The number of cases in this quarter (1705) is far more than the cases in the previous quarter (1321 in January-March 2008). There have been 384 more incidents overall, but, there had been a sharp increase, particularly in Punjab. This does not necessarily show an increase in the number of cases, because it might have been the result of a more intensive media scrutiny by the Aurat Foundation team in Lahore.
Still, there is lack of coverage in many districts of southern Punjab. The most alarming increase has occurred in the rate of suicides, in the first quarter of the year 66 women committed suicide, whereas in the second quarter 26 women have taken their own lives.
Similarly, in the first quarter 90 women were murdered in the name of honour, whereas 135 women were killed in the second quarter on the pretext of this so called honour. More honour killings have taken place in Punjab this quarter (35) as compared to the previous quarter. The rape cases, unfortunately, have also sharply increased in the second quarter (107) as compared to the first quarter (60).
Most regrettably and shamefully, the number of incidents of gang-rape, which is the most ignominious of all crimes, has also risen to 66 in the second quarter as compared to 19 in the first quarter. This shows the extent of suppression and violence creeping into the lives of ordinary women, where they do not find any recourse to a decent living or are humiliated and disgraced through violent acts by men.
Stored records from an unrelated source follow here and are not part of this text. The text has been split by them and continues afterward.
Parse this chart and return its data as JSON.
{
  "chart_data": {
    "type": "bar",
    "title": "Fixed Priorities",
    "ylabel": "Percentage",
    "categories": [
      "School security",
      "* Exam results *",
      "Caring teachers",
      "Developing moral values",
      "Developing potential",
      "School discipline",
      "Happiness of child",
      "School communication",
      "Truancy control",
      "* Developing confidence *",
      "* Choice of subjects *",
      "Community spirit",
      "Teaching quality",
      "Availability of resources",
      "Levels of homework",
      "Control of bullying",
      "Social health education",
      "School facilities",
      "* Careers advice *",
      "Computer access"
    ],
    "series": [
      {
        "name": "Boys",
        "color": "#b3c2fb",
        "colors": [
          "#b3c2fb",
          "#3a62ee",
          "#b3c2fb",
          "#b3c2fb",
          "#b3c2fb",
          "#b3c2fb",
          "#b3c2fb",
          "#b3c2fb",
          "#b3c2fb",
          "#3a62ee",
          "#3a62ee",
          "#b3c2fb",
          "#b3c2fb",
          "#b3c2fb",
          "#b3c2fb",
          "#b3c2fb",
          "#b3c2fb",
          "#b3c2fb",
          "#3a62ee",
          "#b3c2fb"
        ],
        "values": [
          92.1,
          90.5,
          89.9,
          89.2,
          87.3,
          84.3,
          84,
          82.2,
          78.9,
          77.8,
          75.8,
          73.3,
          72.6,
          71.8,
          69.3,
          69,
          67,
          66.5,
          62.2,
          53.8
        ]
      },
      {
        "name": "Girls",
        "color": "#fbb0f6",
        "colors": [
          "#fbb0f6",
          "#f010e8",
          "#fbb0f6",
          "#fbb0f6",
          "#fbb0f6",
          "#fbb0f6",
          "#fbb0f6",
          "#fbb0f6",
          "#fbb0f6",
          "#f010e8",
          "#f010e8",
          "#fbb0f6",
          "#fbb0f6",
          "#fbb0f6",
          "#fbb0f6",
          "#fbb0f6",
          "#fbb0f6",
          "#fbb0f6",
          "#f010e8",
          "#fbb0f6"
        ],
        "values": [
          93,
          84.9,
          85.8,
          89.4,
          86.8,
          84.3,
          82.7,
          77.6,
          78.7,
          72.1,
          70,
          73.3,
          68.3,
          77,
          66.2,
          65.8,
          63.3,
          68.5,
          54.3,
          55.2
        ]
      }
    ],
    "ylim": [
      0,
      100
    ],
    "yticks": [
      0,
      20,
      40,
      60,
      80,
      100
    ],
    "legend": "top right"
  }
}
In most of the incidents of violence, the perpetrators were male, either relative or non-relative, according to the media and newspapers reports. In most of the incidents of murder of women, reported were accusations of illicit sexual relations, domestic quarrels, blood feuds, land disputes, lure of property and personal enmity. Sometimes, the crimes of this nature were committed over minor issues in a sudden outburst of anger.
Though domestic violence, which often has lethal consequences for women, is widespread in Pakistan. It has not been as widely covered in this report as it should have been, for reasons of inaccessibility of the data from most of the government-run shelter homes, crisis centres. Violence usually committed within the home is neither recognised as an offence in the law nor women mostly get an opportunity to reach out to public or private institutions to report these cases, particularly in the rural areas.
A number of reports have suggested that mostly, the violence occurred due to extreme gender biases against women resulting into family disputes. Women in such eases were subjected to physical and mental abuse, rape, burning, acid throwing and killing, it has also been reported that women were kicked. slapped, beaten or sexually abused when husbands were dissatisfied by their cooking or cleaning, or when the women had failed to hear a child or had given birth to a wrong gender child. By presenting this collected data of reported cases, we must also bear in mind that we are seeing just the tip of the iceberg, especially regarding domestic violence in the rural areas and smaller towns.